La banca sarebbe disposta se intestassimo la seconda casa al figlio, volevo chiedere: è possibile intestare anche al figlio il terreno così che possa figurare che la seconda parte della casa la costruisce lui con un suo mutuo? Oppure se intestassimo anche a lui il terreno risulterebbe, una proprietà indivisa e che quindi tutti e tre abbiamo una prima e anche una seconda casa, cosa che non mi risolve il problema?
La ringrazio per l’attenzione e le invio cordiali saluti.
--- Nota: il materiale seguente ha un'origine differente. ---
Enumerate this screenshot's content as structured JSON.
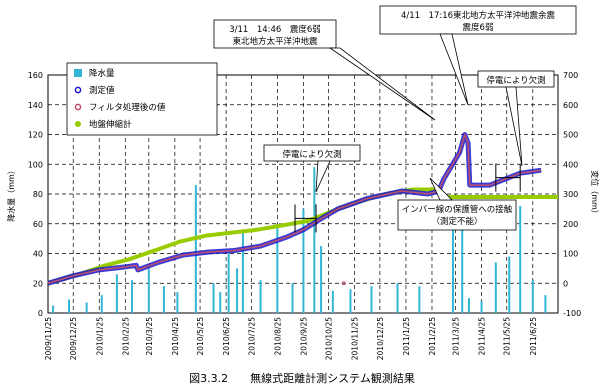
{
  "chart_data": {
    "type": "bar+line",
    "title": "",
    "caption": "図3.3.2　　無線式距離計測システム観測結果",
    "y_left": {
      "label": "降水量（mm）",
      "lim": [
        0,
        160
      ],
      "ticks": [
        "0",
        "20",
        "40",
        "60",
        "80",
        "100",
        "120",
        "140",
        "160"
      ]
    },
    "y_right": {
      "label": "変位（mm）",
      "lim": [
        -100,
        700
      ],
      "ticks": [
        "-100",
        "0",
        "100",
        "200",
        "300",
        "400",
        "500",
        "600",
        "700"
      ]
    },
    "x": {
      "start": "2009-11-25",
      "end": "2011-07-25",
      "tick_labels": [
        "2009/11/25",
        "2009/12/25",
        "2010/1/25",
        "2010/2/25",
        "2010/3/25",
        "2010/4/25",
        "2010/5/25",
        "2010/6/25",
        "2010/7/25",
        "2010/8/25",
        "2010/9/25",
        "2010/10/25",
        "2010/11/25",
        "2010/12/25",
        "2011/1/25",
        "2011/2/25",
        "2011/3/25",
        "2011/4/25",
        "2011/5/25",
        "2011/6/25"
      ]
    },
    "legend": {
      "placement": "top-left",
      "entries": [
        {
          "key": "rain",
          "label": "降水量",
          "color": "#33b5d6"
        },
        {
          "key": "measured",
          "label": "測定値",
          "color": "#1a1acc"
        },
        {
          "key": "filtered",
          "label": "フィルタ処理後の値",
          "color": "#c0506a"
        },
        {
          "key": "ground",
          "label": "地盤伸縮計",
          "color": "#99cc00"
        }
      ]
    },
    "series": [
      {
        "name": "測定値",
        "axis": "right",
        "color": "#1a1acc",
        "points": [
          [
            "2009-11-25",
            0
          ],
          [
            "2009-12-25",
            25
          ],
          [
            "2010-1-25",
            45
          ],
          [
            "2010-2-25",
            55
          ],
          [
            "2010-3-10",
            60
          ],
          [
            "2010-3-12",
            45
          ],
          [
            "2010-4-5",
            70
          ],
          [
            "2010-5-5",
            95
          ],
          [
            "2010-6-5",
            105
          ],
          [
            "2010-7-5",
            110
          ],
          [
            "2010-8-5",
            125
          ],
          [
            "2010-9-5",
            155
          ],
          [
            "2010-9-25",
            180
          ],
          [
            "2010-10-12",
            210
          ],
          [
            "2010-11-5",
            250
          ],
          [
            "2010-12-10",
            285
          ],
          [
            "2011-1-20",
            310
          ],
          [
            "2011-2-20",
            300
          ],
          [
            "2011-3-5",
            310
          ],
          [
            "2011-3-11",
            350
          ],
          [
            "2011-3-30",
            440
          ],
          [
            "2011-4-5",
            500
          ],
          [
            "2011-4-9",
            470
          ],
          [
            "2011-4-11",
            330
          ],
          [
            "2011-5-5",
            330
          ],
          [
            "2011-6-10",
            370
          ],
          [
            "2011-7-5",
            380
          ]
        ]
      },
      {
        "name": "フィルタ処理後の値",
        "axis": "right",
        "color": "#c0506a",
        "points": [
          [
            "2009-11-25",
            0
          ],
          [
            "2009-12-25",
            25
          ],
          [
            "2010-1-25",
            45
          ],
          [
            "2010-2-25",
            55
          ],
          [
            "2010-3-10",
            60
          ],
          [
            "2010-3-12",
            45
          ],
          [
            "2010-4-5",
            70
          ],
          [
            "2010-5-5",
            95
          ],
          [
            "2010-6-5",
            105
          ],
          [
            "2010-7-5",
            110
          ],
          [
            "2010-8-5",
            125
          ],
          [
            "2010-9-5",
            155
          ],
          [
            "2010-9-25",
            180
          ],
          [
            "2010-10-12",
            210
          ],
          [
            "2010-11-5",
            250
          ],
          [
            "2010-12-10",
            285
          ],
          [
            "2011-1-20",
            310
          ],
          [
            "2011-2-20",
            300
          ],
          [
            "2011-3-5",
            310
          ],
          [
            "2011-3-11",
            350
          ],
          [
            "2011-3-30",
            440
          ],
          [
            "2011-4-5",
            500
          ],
          [
            "2011-4-9",
            470
          ],
          [
            "2011-4-11",
            330
          ],
          [
            "2011-5-5",
            330
          ],
          [
            "2011-6-10",
            370
          ],
          [
            "2011-7-5",
            380
          ]
        ]
      },
      {
        "name": "地盤伸縮計",
        "axis": "right",
        "color": "#99cc00",
        "points": [
          [
            "2009-11-25",
            0
          ],
          [
            "2010-1-1",
            30
          ],
          [
            "2010-2-1",
            60
          ],
          [
            "2010-3-1",
            80
          ],
          [
            "2010-4-1",
            110
          ],
          [
            "2010-5-1",
            140
          ],
          [
            "2010-6-1",
            160
          ],
          [
            "2010-7-1",
            170
          ],
          [
            "2010-8-1",
            180
          ],
          [
            "2010-9-1",
            195
          ],
          [
            "2010-10-1",
            210
          ],
          [
            "2010-11-1",
            245
          ],
          [
            "2010-12-1",
            275
          ],
          [
            "2011-1-1",
            300
          ],
          [
            "2011-2-1",
            315
          ],
          [
            "2011-3-1",
            315
          ],
          [
            "2011-3-15",
            290
          ],
          [
            "2011-4-15",
            290
          ],
          [
            "2011-7-25",
            290
          ]
        ]
      },
      {
        "name": "降水量",
        "axis": "left",
        "color": "#33b5d6",
        "bars": [
          [
            "2009-12-1",
            5
          ],
          [
            "2009-12-20",
            9
          ],
          [
            "2010-1-10",
            7
          ],
          [
            "2010-1-28",
            12
          ],
          [
            "2010-2-15",
            26
          ],
          [
            "2010-3-5",
            22
          ],
          [
            "2010-3-25",
            30
          ],
          [
            "2010-4-12",
            18
          ],
          [
            "2010-4-28",
            14
          ],
          [
            "2010-5-20",
            86
          ],
          [
            "2010-6-10",
            20
          ],
          [
            "2010-6-18",
            14
          ],
          [
            "2010-6-28",
            40
          ],
          [
            "2010-7-8",
            30
          ],
          [
            "2010-7-15",
            55
          ],
          [
            "2010-8-5",
            22
          ],
          [
            "2010-8-25",
            60
          ],
          [
            "2010-9-12",
            20
          ],
          [
            "2010-9-25",
            70
          ],
          [
            "2010-10-8",
            98
          ],
          [
            "2010-10-16",
            45
          ],
          [
            "2010-10-30",
            15
          ],
          [
            "2010-11-20",
            16
          ],
          [
            "2010-12-15",
            18
          ],
          [
            "2011-1-15",
            20
          ],
          [
            "2011-2-10",
            18
          ],
          [
            "2011-3-22",
            72
          ],
          [
            "2011-4-2",
            58
          ],
          [
            "2011-4-10",
            10
          ],
          [
            "2011-4-25",
            8
          ],
          [
            "2011-5-12",
            34
          ],
          [
            "2011-5-28",
            38
          ],
          [
            "2011-6-10",
            72
          ],
          [
            "2011-6-25",
            22
          ],
          [
            "2011-7-10",
            12
          ]
        ]
      }
    ],
    "annotations": [
      {
        "key": "quake311",
        "lines": [
          "3/11　14:46　震度6弱",
          "東北地方太平洋沖地震"
        ]
      },
      {
        "key": "quake411",
        "lines": [
          "4/11　17:16東北地方太平洋沖地震余震",
          "震度6弱"
        ]
      },
      {
        "key": "outage1",
        "lines": [
          "停電により欠測"
        ]
      },
      {
        "key": "outage2",
        "lines": [
          "停電により欠測"
        ]
      },
      {
        "key": "invar",
        "lines": [
          "インバー線の保護管への接触",
          "（測定不能）"
        ]
      }
    ]
  }
}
T. R.

Nel presupposto che i permessi edilizi consentano due unità immobiliari distinte costruite a schiera, la soluzione migliore, per il caso della lettrice, sembra essere quella di intestare al figlio il diritto di proprietà sulla porzione frazionata del suolo sulla quale sorgerà la sua casa e di lasciare ai genitori la restante porzione di terreno, sulla quale sorgerà la loro casa. In tal modo ciascuno edificherà separatamente ed accenderà un autonomo mutuo per finanziare la propria costruzione.

SECONDO QUESITO
Entro quanto dalla chiusura della successione testamentaria l’Agenzia delle Entrare chiede il pagamento dell’imposta di registro sul saldo attivo dei c/c bancari del de cuius agli eredi?
E con quali modalità? Vi ringrazio dell’attenzione e attendo una Vs. risposta. Un Vostro affezionato lettore.

Le imposte di successione sono saldate al momento della presentazione della denuncia; l’Ufficio le liquida sulla base della dichiarazione.
E’ possibile tuttavia ottenere una dilazione nei modi e termini previsti dall’art. 38 del D.Lgs  346/1990.